Commercial telephone exchange in 78 in New Haven, Connecticut. And so that's the dawn of the connected age, right? It's the new internet, the telephone, and well, everyone knows the consequences of that because now you carry that around with you all the time and spend half your life looking at it.
1879, Edison invents the light bulb. 1881. Pogroms wash through Russia in the rise of this terrible flood of anti-semitic propaganda. That's the early manifestation of what of course culminated in the Holocaust and also motivated eventually the establishment of Zionism and the settlement of Israel. 1884, first self-powered machine gun.
That's a bigger invention than you might think if you don't think about it, because a machine gun makes one man into an army. That's the end of horses in battle for obvious reasons. It's the ends of phalanxes of soldiers marching forward, because all that means is you die.
It's the initiation of an entirely new form of warfare and also of slaughter and mayhem on a scale that was completely unimaginable prior to the... The emergence of the machine gun, you saw that technology really start to make itself manifest in the First World War because it started out with standard battles using cavalry, using horses, and horses were used throughout the entire First World War, but obviously with less and less success. Part of the reason for trench warfare was the presence of the machine gun, hundreds of rounds of munitions in an amazingly short period of time. We have guns now that will fire.
tens of thousands of bullets in a second. Just unbelievable, devastating force, the force of an entire army in one machine. 1885, first internal combustion car, and the Singer sewing machine was popularized. 1889, the Eiffel Tower is inaugurated, this new tower of steel, right?

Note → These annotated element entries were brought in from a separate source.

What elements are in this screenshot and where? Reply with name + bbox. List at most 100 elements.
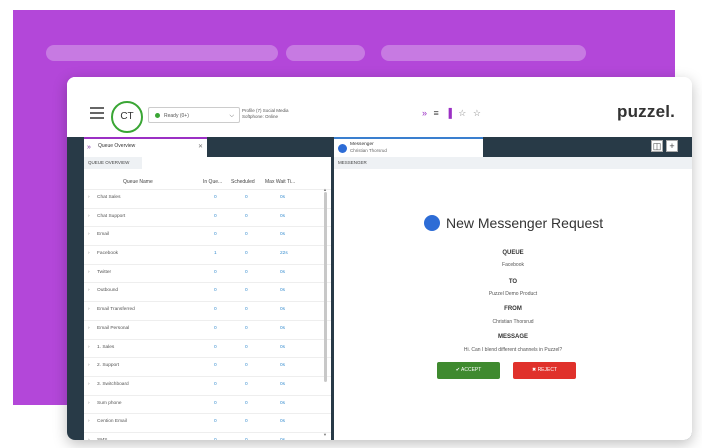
column-header[interactable]: Max Wait Ti... bbox=[265, 179, 295, 185]
queue-name: SMS bbox=[97, 438, 107, 440]
table-row[interactable]: › 3. Switchboard 0 0 0s bbox=[84, 375, 331, 395]
chevron-right-icon: › bbox=[88, 269, 90, 275]
table-row[interactable]: › Outbound 0 0 0s bbox=[84, 282, 331, 301]
queue-name: 2. Support bbox=[97, 363, 120, 369]
max-wait-time: 0s bbox=[280, 363, 286, 369]
table-row[interactable]: › Email Personal 0 0 0s bbox=[84, 319, 331, 339]
placeholder-bar bbox=[381, 45, 586, 61]
table-row[interactable]: › Sum phone 0 0 0s bbox=[84, 394, 331, 414]
in-queue-count: 0 bbox=[214, 288, 217, 294]
request-title: New Messenger Request bbox=[424, 215, 603, 231]
table-row[interactable]: › Chat Support 0 0 0s bbox=[84, 207, 331, 227]
chevron-right-icon: › bbox=[88, 363, 90, 369]
chevron-right-icon: › bbox=[88, 288, 90, 294]
scheduled-count: 0 bbox=[245, 195, 248, 200]
max-wait-time: 0s bbox=[280, 269, 286, 275]
tab-subtitle: Christian Thorsrud bbox=[350, 148, 387, 153]
tab-messenger[interactable]: Messenger Christian Thorsrud bbox=[334, 137, 483, 157]
scheduled-count: 0 bbox=[245, 288, 248, 294]
chevron-right-icon: › bbox=[88, 381, 90, 387]
max-wait-time: 0s bbox=[280, 195, 286, 200]
max-wait-time: 0s bbox=[280, 307, 286, 313]
profile-info: Profile (7) Social Media Softphone: Onli… bbox=[242, 108, 289, 120]
menu-icon[interactable] bbox=[90, 107, 104, 122]
agent-app-window: CT Ready (0+) ⌵ Profile (7) Social Media… bbox=[67, 77, 692, 440]
table-row[interactable]: › Facebook 1 0 22s bbox=[84, 245, 331, 264]
scheduled-count: 0 bbox=[245, 232, 248, 238]
chevron-right-icon: › bbox=[88, 325, 90, 331]
chevron-right-icon: › bbox=[88, 419, 90, 425]
scroll-down-icon[interactable]: ▼ bbox=[323, 432, 327, 437]
column-header[interactable]: Scheduled bbox=[231, 179, 255, 185]
queue-overview-panel: » Queue Overview ✕ QUEUE OVERVIEW Queue … bbox=[84, 137, 331, 440]
queue-label: QUEUE bbox=[502, 250, 524, 256]
scheduled-count: 0 bbox=[245, 344, 248, 350]
chevron-right-icon: › bbox=[88, 232, 90, 238]
scheduled-count: 0 bbox=[245, 269, 248, 275]
messenger-icon bbox=[424, 215, 440, 231]
status-dropdown[interactable]: Ready (0+) ⌵ bbox=[148, 107, 240, 123]
accept-button[interactable]: ✔ ACCEPT bbox=[437, 362, 500, 379]
messenger-panel: Messenger Christian Thorsrud ◫ + MESSENG… bbox=[334, 137, 692, 440]
in-queue-count: 0 bbox=[214, 325, 217, 331]
message-label: MESSAGE bbox=[497, 334, 528, 340]
column-header[interactable]: In Que... bbox=[203, 179, 222, 185]
reject-button[interactable]: ✖ REJECT bbox=[513, 362, 576, 379]
in-queue-count: 0 bbox=[214, 307, 217, 313]
chevron-right-icon: › bbox=[88, 213, 90, 219]
table-row[interactable]: › Email 0 0 0s bbox=[84, 226, 331, 245]
in-queue-count: 0 bbox=[214, 363, 217, 369]
in-queue-count: 0 bbox=[214, 213, 217, 219]
queue-value: Facebook bbox=[502, 262, 524, 268]
table-row[interactable]: › 1. Sales 0 0 0s bbox=[84, 338, 331, 358]
in-queue-count: 0 bbox=[214, 438, 217, 440]
queue-icon[interactable]: » bbox=[422, 108, 427, 118]
in-queue-count: 0 bbox=[214, 381, 217, 387]
close-icon[interactable]: ✕ bbox=[198, 143, 203, 150]
tab-bar: » Queue Overview ✕ bbox=[84, 137, 331, 157]
layout-icon[interactable]: ◫ bbox=[651, 140, 663, 152]
chevron-right-icon: › bbox=[88, 400, 90, 406]
table-row[interactable]: › 2. Support 0 0 0s bbox=[84, 357, 331, 376]
chevron-down-icon: ⌵ bbox=[229, 113, 234, 119]
request-title-text: New Messenger Request bbox=[446, 215, 604, 231]
scheduled-count: 0 bbox=[245, 363, 248, 369]
queue-name: Twitter bbox=[97, 269, 112, 275]
in-queue-count: 0 bbox=[214, 232, 217, 238]
tab-bar: ◫ + bbox=[483, 137, 692, 157]
column-header[interactable]: Queue Name bbox=[123, 179, 153, 185]
in-queue-count: 1 bbox=[214, 251, 217, 257]
queue-name: Email Transferred bbox=[97, 307, 135, 313]
table-row[interactable]: › Twitter 0 0 0s bbox=[84, 263, 331, 283]
max-wait-time: 0s bbox=[280, 438, 285, 440]
avatar[interactable]: CT bbox=[111, 101, 143, 133]
scheduled-count: 0 bbox=[245, 381, 248, 387]
in-queue-count: 0 bbox=[214, 269, 217, 275]
placeholder-bar bbox=[286, 45, 365, 61]
table-row[interactable]: › Chat Sales 0 0 0s bbox=[84, 189, 331, 208]
add-tab-button[interactable]: + bbox=[666, 140, 678, 152]
chevron-right-icon: › bbox=[88, 251, 90, 257]
in-queue-count: 0 bbox=[214, 400, 217, 406]
table-row[interactable]: › Email Transferred 0 0 0s bbox=[84, 301, 331, 320]
from-label: FROM bbox=[504, 306, 522, 312]
scheduled-count: 0 bbox=[245, 251, 248, 257]
scrollbar[interactable] bbox=[324, 192, 327, 382]
scheduled-count: 0 bbox=[245, 400, 248, 406]
status-dot-icon bbox=[155, 113, 160, 119]
toolbar-icons: » ≡ ▐ ☆ ☆ bbox=[422, 108, 485, 119]
tab-queue-overview[interactable]: » Queue Overview ✕ bbox=[84, 137, 207, 157]
in-queue-count: 0 bbox=[214, 419, 217, 425]
table-row[interactable]: › SMS 0 0 0s bbox=[84, 431, 331, 440]
table-header: Queue Name In Que... Scheduled Max Wait … bbox=[84, 175, 331, 189]
favorite-icon[interactable]: ☆ bbox=[473, 108, 481, 118]
to-value: Puzzel Demo Product bbox=[488, 291, 538, 297]
message-value: Hi. Can I blend different channels in Pu… bbox=[463, 347, 563, 353]
top-bar: CT Ready (0+) ⌵ Profile (7) Social Media… bbox=[67, 77, 692, 137]
chevron-right-icon: › bbox=[88, 438, 90, 440]
library-icon[interactable]: ≡ bbox=[434, 108, 439, 118]
star-icon[interactable]: ☆ bbox=[458, 108, 466, 118]
table-row[interactable]: › Cention Email 0 0 0s bbox=[84, 413, 331, 432]
stats-icon[interactable]: ▐ bbox=[445, 108, 451, 118]
chevron-right-icon: › bbox=[88, 195, 90, 200]
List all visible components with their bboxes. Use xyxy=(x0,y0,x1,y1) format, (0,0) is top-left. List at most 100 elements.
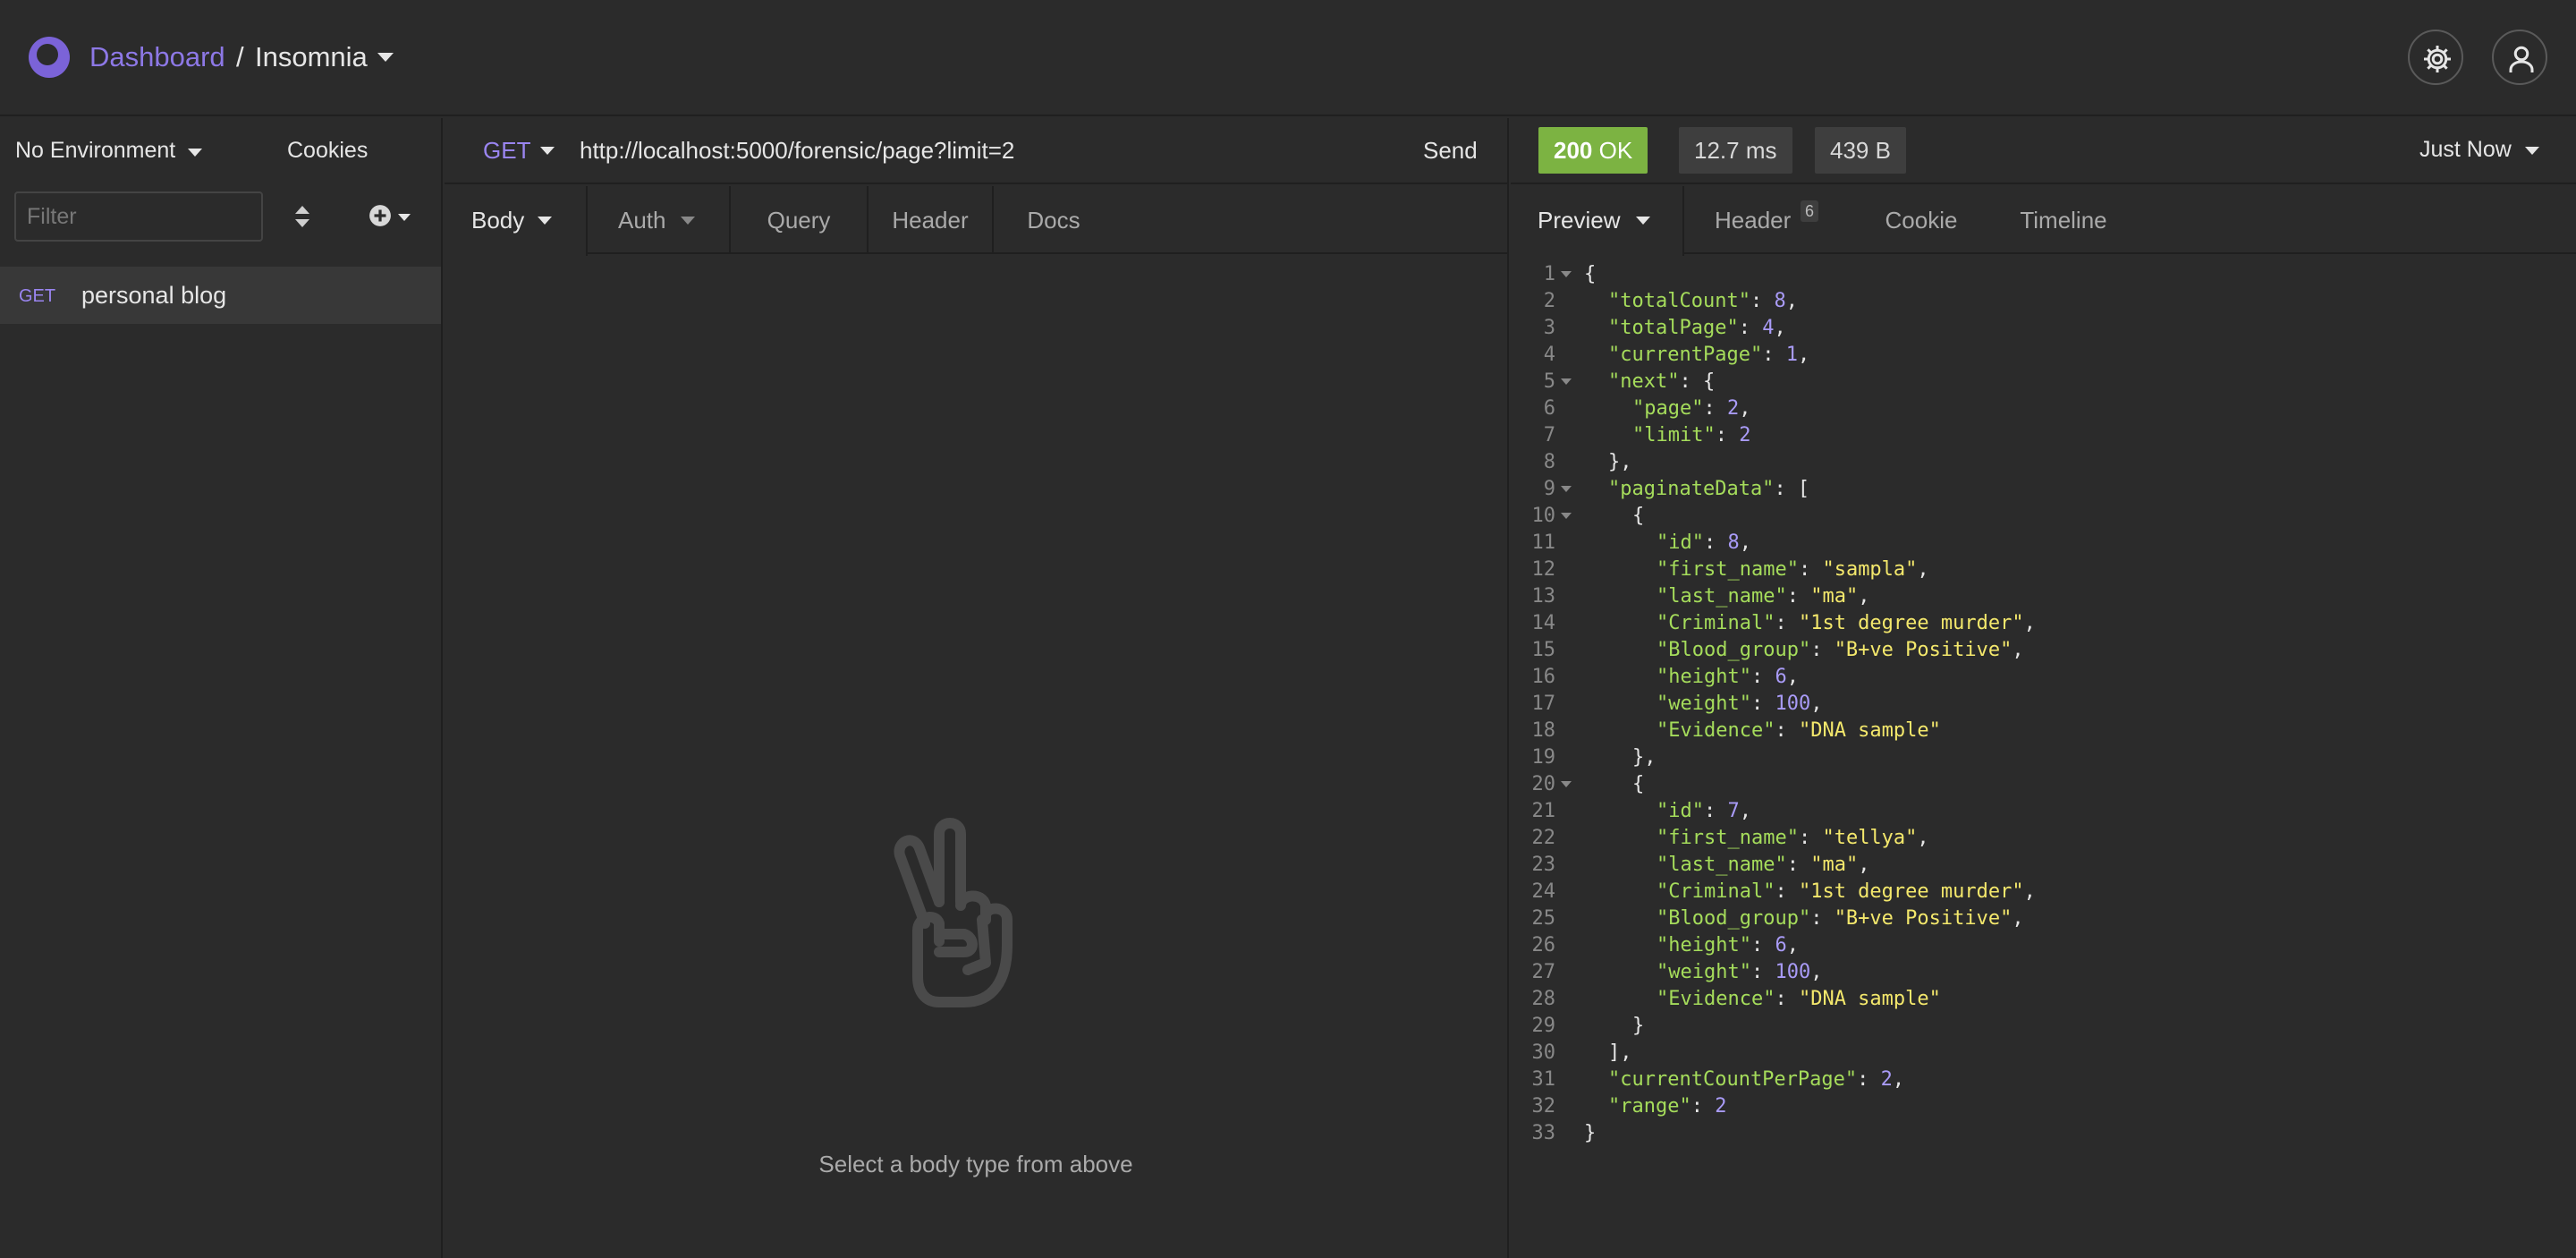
tab-body[interactable]: Body xyxy=(445,186,588,256)
json-string: "sampla" xyxy=(1822,558,1918,581)
tab-response-header[interactable]: Header 6 xyxy=(1684,186,1854,254)
json-key: "next" xyxy=(1608,370,1680,393)
history-chevron-down-icon[interactable] xyxy=(2525,147,2539,155)
method-selector[interactable]: GET xyxy=(483,137,530,165)
json-string: "tellya" xyxy=(1822,827,1918,849)
json-punctuation: : xyxy=(1750,290,1775,312)
json-punctuation: } xyxy=(1584,1122,1597,1144)
json-punctuation: : xyxy=(1775,988,1799,1010)
code-content: "weight": 100, xyxy=(1657,691,1822,718)
json-number: 100 xyxy=(1775,961,1811,983)
code-content: }, xyxy=(1608,449,1632,476)
code-content: "currentPage": 1, xyxy=(1608,342,1809,369)
code-line: 9 "paginateData": [ xyxy=(1511,476,2576,503)
sort-icon[interactable] xyxy=(292,204,313,229)
fold-chevron-icon[interactable] xyxy=(1561,486,1572,492)
code-content: "page": 2, xyxy=(1632,395,1750,422)
line-number: 16 xyxy=(1531,666,1556,688)
status-text: OK xyxy=(1598,137,1633,164)
fold-chevron-icon[interactable] xyxy=(1561,378,1572,385)
breadcrumb-dashboard[interactable]: Dashboard xyxy=(89,41,225,73)
filter-row xyxy=(0,191,441,265)
tab-docs[interactable]: Docs xyxy=(994,186,1114,254)
method-chevron-down-icon[interactable] xyxy=(540,147,555,155)
line-number: 32 xyxy=(1531,1095,1556,1118)
json-key: "Blood_group" xyxy=(1657,907,1811,930)
json-punctuation: : xyxy=(1775,880,1799,903)
cookies-button[interactable]: Cookies xyxy=(287,138,368,164)
environment-chevron-down-icon[interactable] xyxy=(188,149,202,157)
code-line: 33} xyxy=(1511,1120,2576,1147)
json-punctuation: , xyxy=(1858,854,1870,876)
json-key: "Evidence" xyxy=(1657,988,1775,1010)
code-content: "Evidence": "DNA sample" xyxy=(1657,986,1941,1013)
tab-header[interactable]: Header xyxy=(869,186,994,254)
json-key: "Criminal" xyxy=(1657,612,1775,634)
json-punctuation: , xyxy=(1739,800,1751,822)
json-punctuation: , xyxy=(2012,907,2024,930)
json-punctuation: { xyxy=(1632,505,1645,527)
json-punctuation: : xyxy=(1703,397,1727,420)
send-button[interactable]: Send xyxy=(1423,137,1478,165)
line-number: 9 xyxy=(1543,478,1555,500)
line-number: 1 xyxy=(1543,263,1555,285)
line-number: 14 xyxy=(1531,612,1556,634)
tab-cookie[interactable]: Cookie xyxy=(1854,186,1988,254)
code-line: 21 "id": 7, xyxy=(1511,798,2576,825)
line-number: 4 xyxy=(1543,344,1555,366)
line-number: 25 xyxy=(1531,907,1556,930)
tab-auth[interactable]: Auth xyxy=(588,186,731,254)
json-punctuation: , xyxy=(2023,880,2036,903)
tab-query[interactable]: Query xyxy=(731,186,869,254)
response-history-selector[interactable]: Just Now xyxy=(2419,137,2512,163)
line-number: 6 xyxy=(1543,397,1555,420)
code-content: ], xyxy=(1608,1040,1632,1067)
code-content: "next": { xyxy=(1608,369,1715,395)
json-punctuation: : xyxy=(1750,666,1775,688)
environment-selector[interactable]: No Environment xyxy=(15,138,175,164)
json-key: "Criminal" xyxy=(1657,880,1775,903)
json-punctuation: , xyxy=(1739,531,1751,554)
tab-timeline[interactable]: Timeline xyxy=(1988,186,2139,254)
code-line: 11 "id": 8, xyxy=(1511,530,2576,557)
json-punctuation: , xyxy=(1858,585,1870,608)
json-key: "last_name" xyxy=(1657,585,1787,608)
url-bar: GET http://localhost:5000/forensic/page?… xyxy=(445,118,1507,184)
code-content: "currentCountPerPage": 2, xyxy=(1608,1067,1904,1093)
json-key: "currentPage" xyxy=(1608,344,1763,366)
json-string: "ma" xyxy=(1810,854,1859,876)
line-number: 10 xyxy=(1531,505,1556,527)
code-line: 13 "last_name": "ma", xyxy=(1511,583,2576,610)
json-number: 7 xyxy=(1727,800,1740,822)
fold-chevron-icon[interactable] xyxy=(1561,513,1572,519)
preview-chevron-down-icon xyxy=(1636,217,1650,225)
settings-button[interactable] xyxy=(2408,30,2463,85)
code-line: 1{ xyxy=(1511,261,2576,288)
tab-response-header-label: Header xyxy=(1715,207,1792,234)
json-number: 4 xyxy=(1762,317,1775,339)
json-key: "Blood_group" xyxy=(1657,639,1811,661)
add-circle-icon[interactable] xyxy=(369,204,392,227)
code-line: 24 "Criminal": "1st degree murder", xyxy=(1511,879,2576,905)
tab-auth-label: Auth xyxy=(618,207,666,234)
url-input[interactable]: http://localhost:5000/forensic/page?limi… xyxy=(580,137,1014,165)
line-number: 29 xyxy=(1531,1015,1556,1037)
code-line: 7 "limit": 2 xyxy=(1511,422,2576,449)
response-size-badge: 439 B xyxy=(1815,127,1906,174)
project-chevron-down-icon[interactable] xyxy=(377,53,394,62)
breadcrumb-project[interactable]: Insomnia xyxy=(255,41,368,73)
fold-chevron-icon[interactable] xyxy=(1561,781,1572,787)
filter-input[interactable] xyxy=(14,191,263,242)
add-chevron-down-icon[interactable] xyxy=(398,214,411,221)
request-item[interactable]: GET personal blog xyxy=(0,267,441,324)
code-content: "last_name": "ma", xyxy=(1657,583,1869,610)
tab-preview[interactable]: Preview xyxy=(1511,186,1684,256)
code-content: "totalCount": 8, xyxy=(1608,288,1798,315)
code-line: 25 "Blood_group": "B+ve Positive", xyxy=(1511,905,2576,932)
account-button[interactable] xyxy=(2492,30,2547,85)
fold-chevron-icon[interactable] xyxy=(1561,271,1572,277)
status-badge: 200 OK xyxy=(1538,127,1648,174)
code-content: "height": 6, xyxy=(1657,664,1799,691)
insomnia-logo-icon[interactable] xyxy=(29,37,70,78)
request-method-badge: GET xyxy=(19,286,56,306)
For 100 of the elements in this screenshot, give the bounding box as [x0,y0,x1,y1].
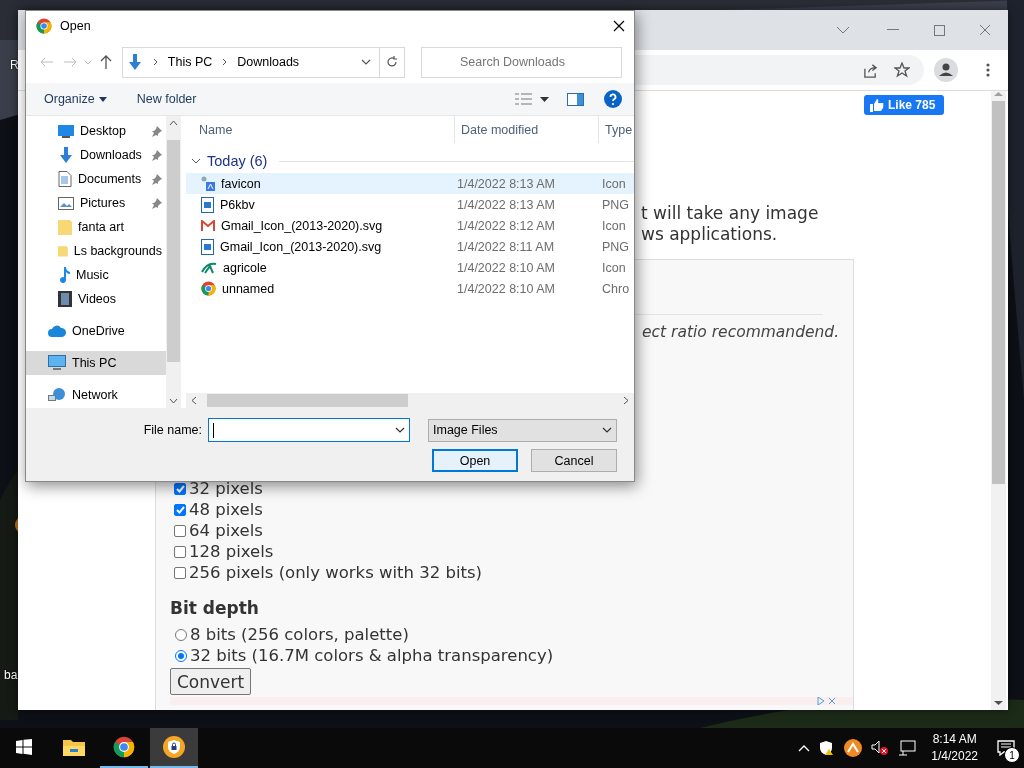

And that becomes the archetype, I suppose, of the skyscrapers that now dominate the landscape of the cities. Bicycle sweep Europe in 1890. 92 is the first gasoline tractor. The Olympic Games are revivified in Athens in 1896. A sign of the world coming together as an integrated society.
Sports led the way there in some ways. 1898, the first Zeppelin airship. So now people can travel through the sky from place to place. The Exposition Universelle was held in Paris in 1900 featuring the new artistic movement Art Nouveau.
All right, so that's a bit of an overview of where we are in history, and you can get a sense of the dynamism of the times, especially the industrial spirit of the times, right? This burgeoning, widespread industrial economy that's lifting immense numbers of people out of sustenance-level living, which we tend to romanticize as fortunate 21st-century city dwellers, but was a pretty damn dismal, difficult, cold... brutal, miserable, ill-fed slog for 95% of people not very long ago.